The FTC and DOJ have updated 2016 antitrust guidelines regarding antitrust issues implicated by certain kinds of agreements impacting employees and labor markets.
Businesses and their HR personnel need to understand that the new guidelines are a source of explanation concerning how certain agreements which limit the ability and freedom of workers to change jobs, or which amount to collusive combinations with other businesses to dictate hiring and compensation terms and conditions, can create both civil and criminal liability under the antitrust laws.
In sum, the kinds of agreements discussed in the new guidelines need to be avoided given the risk of serious liability consequences both monetary and potential imprisonment.
NEW GUIDELINES
On January 16, 2025, the FTC and DOJ jointly issued Antitrust Guidelines for Business Activities Affecting Workers (“2025 Guidelines”) replacing the 2016 jointly issued Antitrust Guidance for Human Resources Professionals (“2016 Guidelines”). The essential two-prong focus of the 2016 Guidelines on employer’s agreeing not to recruit certain employees or not to compete on terms of compensation has been expanded in the 2025 guidelines, which set forth a broader range of collusive activity between businesses to be under the antitrust enforcement microscope. At the end of the day, however, the bottom line is the same: agreements which limit mobility of workers and businesses in labor markets can create civil and criminal antitrust violations.
The 2025 Guidelines set out five (5) very specific examples of enforcement focus, and the list is clearly labeled as non-exhaustive:
- Agreements not to recruit, solicit or hire workers, or to fix wages or terms of employment.
- Franchise agreements which contain agreements not to poach, hire, or solicit employees of the franchisor or franchisee.
- Exchanges of competitively sensitive information between companies that compete for workers.

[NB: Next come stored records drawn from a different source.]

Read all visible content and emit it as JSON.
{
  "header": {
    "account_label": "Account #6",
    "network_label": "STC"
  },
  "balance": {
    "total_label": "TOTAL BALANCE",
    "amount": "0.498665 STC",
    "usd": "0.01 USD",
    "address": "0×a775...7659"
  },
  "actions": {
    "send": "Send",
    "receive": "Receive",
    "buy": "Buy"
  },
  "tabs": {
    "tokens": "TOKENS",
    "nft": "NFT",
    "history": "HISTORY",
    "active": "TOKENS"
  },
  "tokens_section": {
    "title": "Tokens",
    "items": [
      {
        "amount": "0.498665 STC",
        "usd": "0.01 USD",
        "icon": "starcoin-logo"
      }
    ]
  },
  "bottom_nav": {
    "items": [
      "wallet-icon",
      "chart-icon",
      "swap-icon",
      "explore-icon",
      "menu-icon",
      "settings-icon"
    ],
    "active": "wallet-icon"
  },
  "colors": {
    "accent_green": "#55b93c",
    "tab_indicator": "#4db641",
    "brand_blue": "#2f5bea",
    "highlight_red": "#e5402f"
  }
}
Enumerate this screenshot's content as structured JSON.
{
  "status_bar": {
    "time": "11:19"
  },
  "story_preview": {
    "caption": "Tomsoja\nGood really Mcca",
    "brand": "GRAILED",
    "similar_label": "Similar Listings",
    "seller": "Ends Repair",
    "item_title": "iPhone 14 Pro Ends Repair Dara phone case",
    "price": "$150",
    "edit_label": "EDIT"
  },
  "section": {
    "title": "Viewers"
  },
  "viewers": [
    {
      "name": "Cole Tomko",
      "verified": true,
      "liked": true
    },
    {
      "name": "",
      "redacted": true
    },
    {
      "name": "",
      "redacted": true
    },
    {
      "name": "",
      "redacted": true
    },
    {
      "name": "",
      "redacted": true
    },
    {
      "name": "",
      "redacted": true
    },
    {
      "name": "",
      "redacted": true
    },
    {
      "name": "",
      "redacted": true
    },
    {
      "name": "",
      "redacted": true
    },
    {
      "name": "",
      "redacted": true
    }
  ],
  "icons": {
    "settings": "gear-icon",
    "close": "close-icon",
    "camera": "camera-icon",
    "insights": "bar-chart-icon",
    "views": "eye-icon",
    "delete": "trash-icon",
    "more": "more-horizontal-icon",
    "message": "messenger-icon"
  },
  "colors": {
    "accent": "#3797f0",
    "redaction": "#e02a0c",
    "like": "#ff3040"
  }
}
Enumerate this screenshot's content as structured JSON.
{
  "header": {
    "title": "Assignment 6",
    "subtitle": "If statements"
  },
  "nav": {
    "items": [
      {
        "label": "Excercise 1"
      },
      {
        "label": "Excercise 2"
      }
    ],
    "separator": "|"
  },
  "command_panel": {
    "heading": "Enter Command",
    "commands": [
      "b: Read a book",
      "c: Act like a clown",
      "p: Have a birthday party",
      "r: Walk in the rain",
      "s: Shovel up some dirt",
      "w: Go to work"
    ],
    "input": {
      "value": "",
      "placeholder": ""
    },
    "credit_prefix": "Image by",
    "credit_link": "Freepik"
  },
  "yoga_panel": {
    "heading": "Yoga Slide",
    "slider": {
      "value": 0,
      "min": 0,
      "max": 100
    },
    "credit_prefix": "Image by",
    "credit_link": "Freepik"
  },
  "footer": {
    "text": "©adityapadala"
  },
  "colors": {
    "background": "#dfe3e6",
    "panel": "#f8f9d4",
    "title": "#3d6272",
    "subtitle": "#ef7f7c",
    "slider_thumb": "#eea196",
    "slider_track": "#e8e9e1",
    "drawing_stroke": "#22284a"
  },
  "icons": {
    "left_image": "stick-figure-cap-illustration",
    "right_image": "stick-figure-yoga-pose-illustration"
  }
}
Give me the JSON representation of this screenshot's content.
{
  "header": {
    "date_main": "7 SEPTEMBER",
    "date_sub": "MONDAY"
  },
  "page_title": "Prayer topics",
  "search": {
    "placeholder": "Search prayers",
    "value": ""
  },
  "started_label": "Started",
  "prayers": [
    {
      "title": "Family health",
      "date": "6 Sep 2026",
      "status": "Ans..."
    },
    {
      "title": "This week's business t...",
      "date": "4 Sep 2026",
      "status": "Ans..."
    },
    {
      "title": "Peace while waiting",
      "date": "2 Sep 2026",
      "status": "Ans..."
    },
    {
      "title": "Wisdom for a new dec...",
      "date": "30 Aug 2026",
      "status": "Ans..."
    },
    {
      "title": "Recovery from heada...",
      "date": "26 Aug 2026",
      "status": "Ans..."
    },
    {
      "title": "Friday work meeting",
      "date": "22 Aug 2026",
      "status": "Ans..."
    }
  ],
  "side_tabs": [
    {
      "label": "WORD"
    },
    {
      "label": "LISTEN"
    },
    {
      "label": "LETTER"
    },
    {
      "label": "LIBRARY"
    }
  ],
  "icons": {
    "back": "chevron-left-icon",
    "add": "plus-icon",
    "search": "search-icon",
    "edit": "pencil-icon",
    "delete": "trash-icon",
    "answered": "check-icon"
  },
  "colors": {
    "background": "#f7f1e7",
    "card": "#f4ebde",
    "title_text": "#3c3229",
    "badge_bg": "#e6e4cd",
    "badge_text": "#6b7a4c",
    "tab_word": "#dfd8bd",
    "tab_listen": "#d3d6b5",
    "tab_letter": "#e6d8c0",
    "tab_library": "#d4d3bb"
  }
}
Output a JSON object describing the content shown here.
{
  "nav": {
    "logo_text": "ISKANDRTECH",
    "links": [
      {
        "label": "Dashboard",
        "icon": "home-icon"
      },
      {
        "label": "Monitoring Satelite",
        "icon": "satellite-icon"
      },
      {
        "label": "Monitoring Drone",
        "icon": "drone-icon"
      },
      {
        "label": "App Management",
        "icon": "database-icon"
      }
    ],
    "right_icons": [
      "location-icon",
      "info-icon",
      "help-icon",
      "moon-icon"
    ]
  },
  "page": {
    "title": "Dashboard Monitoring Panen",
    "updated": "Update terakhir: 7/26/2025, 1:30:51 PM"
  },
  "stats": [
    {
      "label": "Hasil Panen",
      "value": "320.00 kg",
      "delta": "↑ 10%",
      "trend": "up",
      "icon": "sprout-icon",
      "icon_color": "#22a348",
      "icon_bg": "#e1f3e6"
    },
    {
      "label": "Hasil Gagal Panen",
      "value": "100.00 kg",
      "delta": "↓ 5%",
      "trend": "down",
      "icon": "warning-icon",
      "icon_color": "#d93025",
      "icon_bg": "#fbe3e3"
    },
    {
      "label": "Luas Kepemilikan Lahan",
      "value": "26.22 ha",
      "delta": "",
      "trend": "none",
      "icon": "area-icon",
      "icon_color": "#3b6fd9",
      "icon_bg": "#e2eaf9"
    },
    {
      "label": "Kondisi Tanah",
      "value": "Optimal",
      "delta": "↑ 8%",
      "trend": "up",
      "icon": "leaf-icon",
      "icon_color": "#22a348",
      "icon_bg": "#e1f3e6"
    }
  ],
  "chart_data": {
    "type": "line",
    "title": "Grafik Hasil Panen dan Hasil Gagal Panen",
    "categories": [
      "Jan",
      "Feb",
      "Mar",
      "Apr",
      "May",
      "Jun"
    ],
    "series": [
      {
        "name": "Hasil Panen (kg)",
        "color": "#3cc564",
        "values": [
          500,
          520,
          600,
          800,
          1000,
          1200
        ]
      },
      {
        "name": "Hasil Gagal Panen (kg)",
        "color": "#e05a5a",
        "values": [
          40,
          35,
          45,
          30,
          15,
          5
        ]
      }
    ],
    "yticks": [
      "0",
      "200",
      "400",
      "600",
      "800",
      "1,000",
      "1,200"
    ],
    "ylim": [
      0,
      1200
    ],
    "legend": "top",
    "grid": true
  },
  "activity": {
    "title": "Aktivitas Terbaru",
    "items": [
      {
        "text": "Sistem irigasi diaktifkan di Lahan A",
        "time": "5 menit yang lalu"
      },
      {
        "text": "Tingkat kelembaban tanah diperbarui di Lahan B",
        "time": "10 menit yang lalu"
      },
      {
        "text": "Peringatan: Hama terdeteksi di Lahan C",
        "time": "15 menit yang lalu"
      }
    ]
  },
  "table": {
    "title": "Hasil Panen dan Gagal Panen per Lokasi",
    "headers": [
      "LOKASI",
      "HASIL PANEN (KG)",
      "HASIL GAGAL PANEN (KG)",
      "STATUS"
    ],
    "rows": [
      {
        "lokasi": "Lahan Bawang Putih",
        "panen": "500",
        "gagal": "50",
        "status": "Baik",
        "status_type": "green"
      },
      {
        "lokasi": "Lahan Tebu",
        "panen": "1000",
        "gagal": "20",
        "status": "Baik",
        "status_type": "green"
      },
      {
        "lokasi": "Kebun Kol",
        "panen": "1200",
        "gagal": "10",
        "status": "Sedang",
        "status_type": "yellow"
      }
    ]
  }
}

- Terms of employment agreements which restrict worker freedom to leave a job.
- Other “restrictive, exclusionary or predatory” terms of employment that “harm competition.”
The 2025 Guidelines then stress that “agreement” does not require a writing or other explicit evidence – “conspiracies, gentlemen’s agreements, handshake agreements, or shared or mutual understandings” can all violate the antitrust laws – whether express or implied and whether “talked about at all” and “even if they are never carried out.” That is a very classic Sherman Act section 1 “per se” view – it is the fact of the agreement that violates the law, and what happens after the agreement is made does not change things.
In thinking through the five (5) examples given, it is important to keep in mind that the competition market involved in these guidelines is the labor market – not the competition for sales or customers. Businesses which do not compete with each other as to industry may still need the same kind of worker – like an engineer or IT professional. Limiting their mobility via agreements not to compete for their talents or terms of employment which make it hard if not impossible to change jobs are looked at through the same antitrust lens.
The 2025 Guidance provides not only a fairly thorough set of narrative discussions about the five (5) examples – it also provides fairly extensive citation to case law and other matters which illustrate the points being made. In addition, the 2025 Guidance adds two other items to the focal list:
- Agreements reached between businesses and independent contractors.
- False claims about potential earnings.
In the discussion of independent contractor issues, the 2025 Guidelines specifically mention “platform businesses” such as smartphone apps where businesses hire independent contractors and not employees. If two businesses in need of independent contract workers agree to fix the compensation of those workers who offer their services via the platforms “may constitute the type of per se violation of the antitrust laws that the (sic) exposes the platforms to criminal liability.”
As to the “false claims” example, the 2025 Guidelines note that the FTC has taken actions against at least four (4) different businesses for “allegedly advertising that workers would earn substantially more in compensation and/or tips” than they actually did. The FTC believes that the antitrust issue implicated in the created inability of honest businesses to fairly compete for workers who take jobs based on such false promises. The businesses in the examples include Amazon, Uber and Grubhub.
Finally, in section 8 of the 2025 Guidelines, a how-to-report-violations catalog of methods is presented, online and via mail, as is a list of the type of information the agencies would like to see in those complaints. The desired information is what one would expect – names of businesses, individuals, examples of anticompetitive conduct, who may have been harmed and how the complainant came to learn the reported information.
CONCLUSION
In reality, there is nothing earth-shattering as a matter of substantive antitrust law in the 2025 Guidelines – but there is clearly an expanded lens of scrutiny being laid out by the enforcement agencies based on both the experience in enforcement activity under the 2016 Guidelines and the prosecutions and enforcement actions taken in the last several years regarding potential anticompetitive activities involving or impacting freedom in labor markets. Protecting worker freedom was a hallmark focus of the Biden Administration, but these new guidelines were passed on only a 3-2 vote. How they fare as an enforcement priority as the second Trump Administration takes shape remains to be seen, but clients and their HR professionals would be wise to understand that no matter what the political winds might bring, the fact of the matter is that many of these activities can trigger criminal prosecution and the very serious consequences attached to criminal liability under the antitrust laws. These kinds of agreements are not worth the risk from either a criminal or civil perspective.